I have had experience working in a small interactive marketing agency working with various Fortune 500 level clients. As you may or may not know I have been working on the ‘client” side over the last six months and have learned quite a bit.

 For all SEOs who make this move, understand that what you delivered while working on the agency side is much different than what you receive on the client side. However, having this experience helps immensely for obvious and not so obvious reasons. You have the knowledge of what your expecting from your agency, and when the agency falls down, you see very quickly their weaknesses and can very easily assess whether what they deliver is really contributing to your new company’s ROI. That is your new job as the client side SEO.

Over time I have become very dissatisfied with the agency of record, which shall remain nameless. The bi-weekly reports lack substance or strategy, no gap analysis has ever been done, keywords purchased with no logic or intelligence behind the choices. 

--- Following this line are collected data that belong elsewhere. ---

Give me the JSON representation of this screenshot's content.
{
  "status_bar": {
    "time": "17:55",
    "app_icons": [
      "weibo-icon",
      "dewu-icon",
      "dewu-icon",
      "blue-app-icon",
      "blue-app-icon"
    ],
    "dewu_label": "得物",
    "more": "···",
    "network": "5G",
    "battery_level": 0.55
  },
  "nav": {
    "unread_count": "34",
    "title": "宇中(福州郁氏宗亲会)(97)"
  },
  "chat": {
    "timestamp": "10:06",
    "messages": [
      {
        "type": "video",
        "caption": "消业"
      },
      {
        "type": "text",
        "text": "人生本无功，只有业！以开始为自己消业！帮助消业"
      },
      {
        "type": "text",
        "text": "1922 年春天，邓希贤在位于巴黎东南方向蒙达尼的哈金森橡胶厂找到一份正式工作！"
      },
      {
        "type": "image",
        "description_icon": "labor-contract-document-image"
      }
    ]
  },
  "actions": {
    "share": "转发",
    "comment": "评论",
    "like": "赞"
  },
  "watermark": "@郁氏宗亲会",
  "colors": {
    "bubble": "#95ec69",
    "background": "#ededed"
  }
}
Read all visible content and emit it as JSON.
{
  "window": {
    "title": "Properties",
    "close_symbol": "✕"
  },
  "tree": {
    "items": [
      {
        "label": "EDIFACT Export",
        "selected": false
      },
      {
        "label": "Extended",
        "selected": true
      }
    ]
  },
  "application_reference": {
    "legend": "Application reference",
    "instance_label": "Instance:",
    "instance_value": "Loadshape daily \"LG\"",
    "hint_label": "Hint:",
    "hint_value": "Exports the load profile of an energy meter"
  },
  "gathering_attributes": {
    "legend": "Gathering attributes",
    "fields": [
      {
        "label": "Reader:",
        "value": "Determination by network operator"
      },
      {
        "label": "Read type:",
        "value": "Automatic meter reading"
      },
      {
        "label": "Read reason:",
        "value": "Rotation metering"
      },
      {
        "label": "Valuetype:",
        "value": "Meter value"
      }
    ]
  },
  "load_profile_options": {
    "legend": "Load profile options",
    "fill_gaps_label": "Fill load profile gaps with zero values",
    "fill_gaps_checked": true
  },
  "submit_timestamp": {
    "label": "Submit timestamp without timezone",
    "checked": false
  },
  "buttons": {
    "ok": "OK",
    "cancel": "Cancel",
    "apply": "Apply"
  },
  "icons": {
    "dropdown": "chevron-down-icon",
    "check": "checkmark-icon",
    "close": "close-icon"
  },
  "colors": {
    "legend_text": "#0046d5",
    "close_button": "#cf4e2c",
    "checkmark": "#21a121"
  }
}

There are quite a few “top agencies” best of the best, whatever, bottom line is you need smart people within your team who have experience and time to dedicate to your account. Monthly management fees are expensive when you get little more than a PDF document show lackluster results and an account manager reading off exactly what you see on the sheet, adding no helpful talking points, or next steps.

 When you vet your agency, you should keep a few things in mind:

 Speak to those who will be working on your account

  1. Speak to other clients, not necessarily the list they give you and ask what their expectations were and if their team has met those.
  2. Do not begin any work unless a well thought out strategy has been put in place and everyone on your team is keyed in and has a clear understanding as to what they will expect.
  3. Do not sign an agreement that doesn’t allow you out of the contract if you find that your not getting what your paying for.

 There are many other aspects I have not mentioned, but if you have had experience working for an agency it should do you well in your client side endeavors. Use your experiences and leverage your past mistakes to make you’re a better SEO for your company.